La chiesa, dedicata alla B. V. Maria, Madre del Signore, ma ufficialmente venerata come patrona sotto il titolo di Madonna delle Grazie, dalla sommità di un'ampia gradinata, si eleva imponente sulla centralissima Piazza dei Vespri. Essa venne costruita negli anni 1635-1637, su progetto attribuito ad un non meglio identificato religioso, chiamato Gaunelone, contemporaneamente alla nuova terra, voluta dal barone Giacinto Paternò. La chiesa, eretta sopra un piano rialzato, cinto d'inferriata e preceduto da un'ampia gradinata, progettata dal geometra farmacista Salvatore Novello (1879-1975), è rivolta ad Occidente. Il suo prospetto, a tre ordini architettonici, in stile barocco-siciliano, delineato da grandi lesene con basi e capitelli, è ornato di un grande ed artistico portale con fregio e timpano, di una finestra con statua di pietra della Madonna col Bambino, di un grande orologio civico, di un campanile, a trifora, con archi a tutto sesto, e di un timpano terminale con croce ed acroterii. Oltre i due portali secondari del prospetto, sovrastati da altrettante finestre con arco a cuffia, che illuminano le navate laterali della chiesa, nella parete a mezzogiorno della stessa vi è un altro portale di pietra intagliata, cui si accede mediante una piccola scalinata pure di pietra. Infine, ad Ovest della chiesa vi è la casa canonica, fatta costruire dal Pontefice Pio XI (Achille Ratti 1922-1939) negli anni 1929-1931. L'interno, a croce latina e a tre navate, misura mt. 33 di lunghezza, mt. 15 di larghezza e mt. 13, circa, di altezza.
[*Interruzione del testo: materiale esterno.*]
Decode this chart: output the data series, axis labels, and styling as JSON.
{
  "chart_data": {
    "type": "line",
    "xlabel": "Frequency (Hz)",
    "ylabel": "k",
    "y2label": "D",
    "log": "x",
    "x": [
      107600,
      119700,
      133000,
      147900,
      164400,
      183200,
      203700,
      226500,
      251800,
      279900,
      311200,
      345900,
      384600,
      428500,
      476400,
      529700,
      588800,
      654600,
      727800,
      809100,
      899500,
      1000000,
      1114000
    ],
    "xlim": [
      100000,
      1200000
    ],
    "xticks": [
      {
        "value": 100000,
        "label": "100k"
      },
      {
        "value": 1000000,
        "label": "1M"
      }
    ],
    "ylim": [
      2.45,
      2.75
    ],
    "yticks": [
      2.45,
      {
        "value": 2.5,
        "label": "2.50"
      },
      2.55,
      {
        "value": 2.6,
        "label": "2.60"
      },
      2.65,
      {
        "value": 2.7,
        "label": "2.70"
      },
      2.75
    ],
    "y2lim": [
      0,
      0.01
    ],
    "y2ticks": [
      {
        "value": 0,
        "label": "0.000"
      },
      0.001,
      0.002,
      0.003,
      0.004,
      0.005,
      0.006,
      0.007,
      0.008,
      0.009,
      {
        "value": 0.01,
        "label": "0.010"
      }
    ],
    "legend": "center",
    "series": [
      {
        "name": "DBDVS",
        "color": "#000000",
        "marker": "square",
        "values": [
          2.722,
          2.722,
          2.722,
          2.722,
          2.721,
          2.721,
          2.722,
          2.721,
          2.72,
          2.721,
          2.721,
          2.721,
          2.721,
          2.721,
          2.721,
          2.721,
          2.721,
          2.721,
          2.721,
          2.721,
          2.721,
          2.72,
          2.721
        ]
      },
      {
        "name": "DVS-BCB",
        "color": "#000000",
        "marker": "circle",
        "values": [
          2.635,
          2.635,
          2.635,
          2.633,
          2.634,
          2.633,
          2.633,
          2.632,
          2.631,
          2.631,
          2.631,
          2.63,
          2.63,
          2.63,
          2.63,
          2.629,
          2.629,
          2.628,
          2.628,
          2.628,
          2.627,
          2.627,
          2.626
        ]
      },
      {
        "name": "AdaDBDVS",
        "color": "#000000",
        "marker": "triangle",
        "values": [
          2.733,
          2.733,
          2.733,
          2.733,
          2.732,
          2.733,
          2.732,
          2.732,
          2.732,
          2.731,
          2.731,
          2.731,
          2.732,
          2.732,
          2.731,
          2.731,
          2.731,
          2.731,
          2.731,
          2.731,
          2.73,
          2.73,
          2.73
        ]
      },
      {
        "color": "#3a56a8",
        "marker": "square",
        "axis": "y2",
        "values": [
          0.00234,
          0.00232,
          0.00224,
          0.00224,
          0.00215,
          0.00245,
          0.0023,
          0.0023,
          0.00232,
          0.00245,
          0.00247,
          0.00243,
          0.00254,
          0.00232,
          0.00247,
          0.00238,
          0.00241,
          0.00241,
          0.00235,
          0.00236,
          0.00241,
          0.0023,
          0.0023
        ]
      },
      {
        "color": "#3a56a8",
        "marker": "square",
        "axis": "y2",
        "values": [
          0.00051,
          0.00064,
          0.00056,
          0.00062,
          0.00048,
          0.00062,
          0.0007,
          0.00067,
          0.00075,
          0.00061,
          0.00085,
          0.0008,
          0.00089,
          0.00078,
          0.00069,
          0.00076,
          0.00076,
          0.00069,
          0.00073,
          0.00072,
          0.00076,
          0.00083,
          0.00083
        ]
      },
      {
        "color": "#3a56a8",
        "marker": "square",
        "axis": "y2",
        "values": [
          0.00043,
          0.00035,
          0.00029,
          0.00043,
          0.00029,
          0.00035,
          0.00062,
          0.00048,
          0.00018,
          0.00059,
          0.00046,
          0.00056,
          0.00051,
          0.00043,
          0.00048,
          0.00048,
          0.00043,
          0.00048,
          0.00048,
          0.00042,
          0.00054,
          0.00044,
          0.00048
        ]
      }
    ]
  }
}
Le navate sono divise da colonne con basi e capitelli dorici, che sorreggono le arcate della trabeazione, la sopraelevazione con la volta a tamburo e, al centro, la cupola completa di lanterna. Tutte le volte e le pareti sono ornate di pregevoli stucchi e di artistici arabeschi. Il presbiterio, adorno di balaustra di marmo policromo, oltre a conservare l'antico altare maggiore con tabernacolo a cupola, sormontato da un grazioso fercolo con colonne e timpano di marmi pregiati, contenente una tela della Madonna delle Grazie d'ignoto autore, ma di buona fattura, che dicesi copia della Madonna di Valverde, contiene pure l'altare conciliare, con due amboni, di profilato di ferro e ottone.